E-commerce companies will from 1 October have to deduct 1 percent tax collected at source (TCS) before making payments to their suppliers.
The Finance Ministry Thursday notified TCS at the rate of 0.50 percent of the net value of intra-state taxable supplies made through the e-commerce portals by other suppliers in the Central Tax law.
States too would follow suit and notify levy of 0.50 percent SGST on intra-state supplies.
In the case of inter-state supplies by the e-commerce companies, Integrated GST (IGST) at the rate of 1 percent would be deducted in the form of TCS while making payments to suppliers.
The ministry had last week notified 1 October as the date for implementation of the TCS provision under the Goods and Services Tax (GST) law. The law provided for levy of up to 1 percent TCS.
EY Tax Partner Abhishek Jain said, “As the law had provided a levy up to 1 percent, the e-commerce industry was awaiting this release of the exact rate of TCS essentially to configure it into their system.”
AMRG & Associates Partner Rajat Mohan said the government has notified operation of TDS provisions on payments made by government agencies and TCS provisions for specified e-commerce operators effective 1 October 2018.
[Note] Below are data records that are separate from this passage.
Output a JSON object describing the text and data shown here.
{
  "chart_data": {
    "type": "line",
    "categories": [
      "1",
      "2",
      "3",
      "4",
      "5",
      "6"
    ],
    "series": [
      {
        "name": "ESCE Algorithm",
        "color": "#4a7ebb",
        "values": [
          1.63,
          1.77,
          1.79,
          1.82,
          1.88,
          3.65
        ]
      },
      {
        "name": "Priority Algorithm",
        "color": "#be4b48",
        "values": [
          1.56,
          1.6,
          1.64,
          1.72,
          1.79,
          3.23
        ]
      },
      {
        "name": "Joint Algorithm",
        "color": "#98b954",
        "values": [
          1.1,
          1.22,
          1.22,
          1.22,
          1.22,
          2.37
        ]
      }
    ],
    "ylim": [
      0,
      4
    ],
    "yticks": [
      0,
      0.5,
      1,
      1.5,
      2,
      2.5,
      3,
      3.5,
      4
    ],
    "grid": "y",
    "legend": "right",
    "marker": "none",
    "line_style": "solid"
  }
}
“These twin provisions are expected to further deepen the penetration of tax authorities in the economy, and it is likely to carve out widespread tax evasion of not only indirect taxes but also direct taxes,” Mohan said.
The GST, which subsumed over a dozen local taxes, was rolled out from July 1, 2017. However, to make it simpler for businesses in the initial months of rollout, TDS/TCS provisions of GST laws were kept in abeyance till 30 June. Later on, it was deferred till 30 September, 2018.
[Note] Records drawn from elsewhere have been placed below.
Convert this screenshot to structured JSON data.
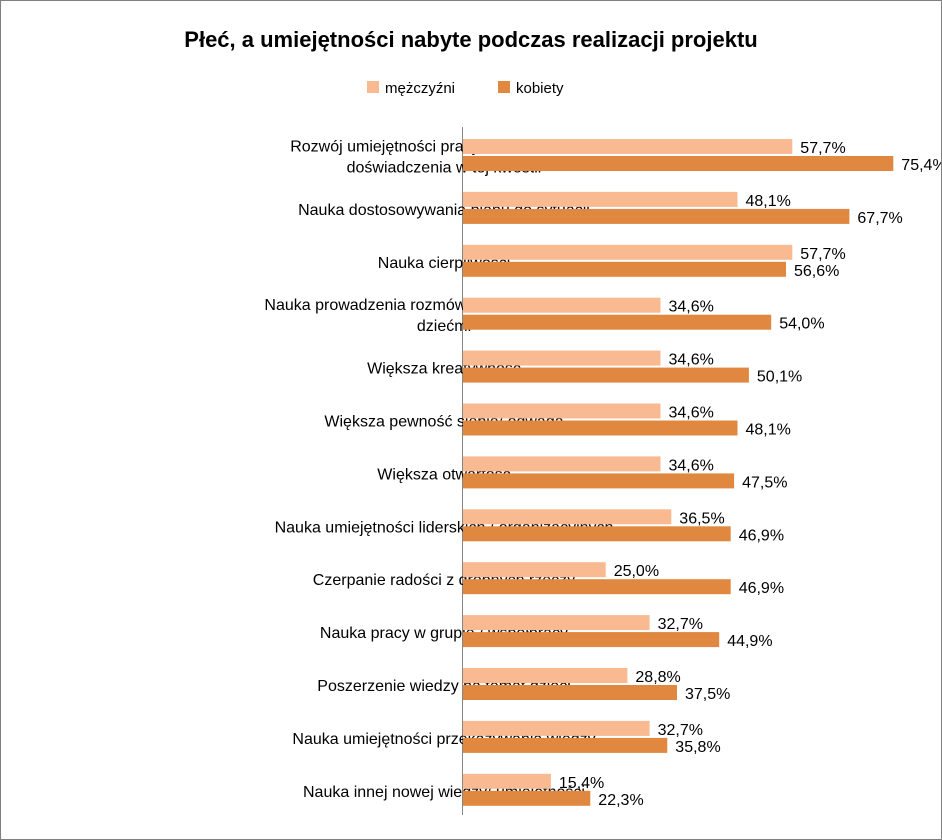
{
  "chart_data": {
    "type": "bar",
    "orientation": "horizontal",
    "title": "Płeć, a umiejętności nabyte podczas realizacji projektu",
    "legend_position": "top",
    "xlim": [
      0,
      80
    ],
    "grid": false,
    "categories": [
      [
        "Rozwój umiejętności pracy z dziećmi/ nowe",
        "doświadczenia w tej kwestii"
      ],
      [
        "Nauka dostosowywania planu do sytuacji"
      ],
      [
        "Nauka cierpliwości"
      ],
      [
        "Nauka prowadzenia rozmów z dziećmi / kontaktu z",
        "dziećmi"
      ],
      [
        "Większa kreatywność"
      ],
      [
        "Większa pewność siebie/ odwaga"
      ],
      [
        "Większa otwartość"
      ],
      [
        "Nauka umiejętności liderskich / organizacyjnych"
      ],
      [
        "Czerpanie radości z drobnych rzeczy"
      ],
      [
        "Nauka pracy w grupie / współpracy"
      ],
      [
        "Poszerzenie wiedzy na temat dzieci"
      ],
      [
        "Nauka umiejętności przekazywania wiedzy"
      ],
      [
        "Nauka innej nowej wiedzy/ umiejętności"
      ]
    ],
    "series": [
      {
        "name": "mężczyźni",
        "color": "#F9B991",
        "values": [
          57.7,
          48.1,
          57.7,
          34.6,
          34.6,
          34.6,
          34.6,
          36.5,
          25.0,
          32.7,
          28.8,
          32.7,
          15.4
        ],
        "labels": [
          "57,7%",
          "48,1%",
          "57,7%",
          "34,6%",
          "34,6%",
          "34,6%",
          "34,6%",
          "36,5%",
          "25,0%",
          "32,7%",
          "28,8%",
          "32,7%",
          "15,4%"
        ]
      },
      {
        "name": "kobiety",
        "color": "#E0883F",
        "values": [
          75.4,
          67.7,
          56.6,
          54.0,
          50.1,
          48.1,
          47.5,
          46.9,
          46.9,
          44.9,
          37.5,
          35.8,
          22.3
        ],
        "labels": [
          "75,4%",
          "67,7%",
          "56,6%",
          "54,0%",
          "50,1%",
          "48,1%",
          "47,5%",
          "46,9%",
          "46,9%",
          "44,9%",
          "37,5%",
          "35,8%",
          "22,3%"
        ]
      }
    ]
  }
}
TCS provision would increase compliance burden for e-commerce companies but help government in checking tax evasion.
Meanwhile, industry body IAMAI Thursday termed the provision of ‘Tax Collected at Source’ (TCS) for e-commerce players as an “unfair liability imposition” on the sector, noting that it will create operational challenges.
E-commerce companies have been mandated to deduct one percent TCS before making payments to their suppliers with effect from 1 October.
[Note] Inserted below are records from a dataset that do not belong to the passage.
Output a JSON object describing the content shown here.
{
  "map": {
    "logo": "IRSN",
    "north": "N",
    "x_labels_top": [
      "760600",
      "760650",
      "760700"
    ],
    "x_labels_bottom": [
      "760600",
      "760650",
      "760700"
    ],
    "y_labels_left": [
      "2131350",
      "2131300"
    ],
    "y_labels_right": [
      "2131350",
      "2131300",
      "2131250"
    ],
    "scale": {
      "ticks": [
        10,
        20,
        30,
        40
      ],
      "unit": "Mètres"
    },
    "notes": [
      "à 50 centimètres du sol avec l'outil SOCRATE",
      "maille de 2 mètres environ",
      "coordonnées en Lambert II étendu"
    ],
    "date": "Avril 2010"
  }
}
The association pointed out that online marketplaces, as recognised by the IT Act 2000, are intermediaries only providing a technological platform and “are not actually engaged in the act of retail trade”.
“Mandating technological platforms to collect GST for retail activities undertaken by sellers on-boarded on their platform is a contradiction of the intermediary role played by such platforms; and a forceful imposition of undertaking tax liabilities for activities beyond their remit,” it asserted.
IAMAI argued that any service provider of certain category of service should not be burdened with tax liabilities of other forms of services, even though the former may facilitate sales.
“TCS will create compliance burdens for MSME/petty producers conducting businesses online. Start-up online marketplaces now face a greater challenge to onboard MSME sellers on their new platforms because of the mandatory registration for online sellers as mandated due to TCS,” it said.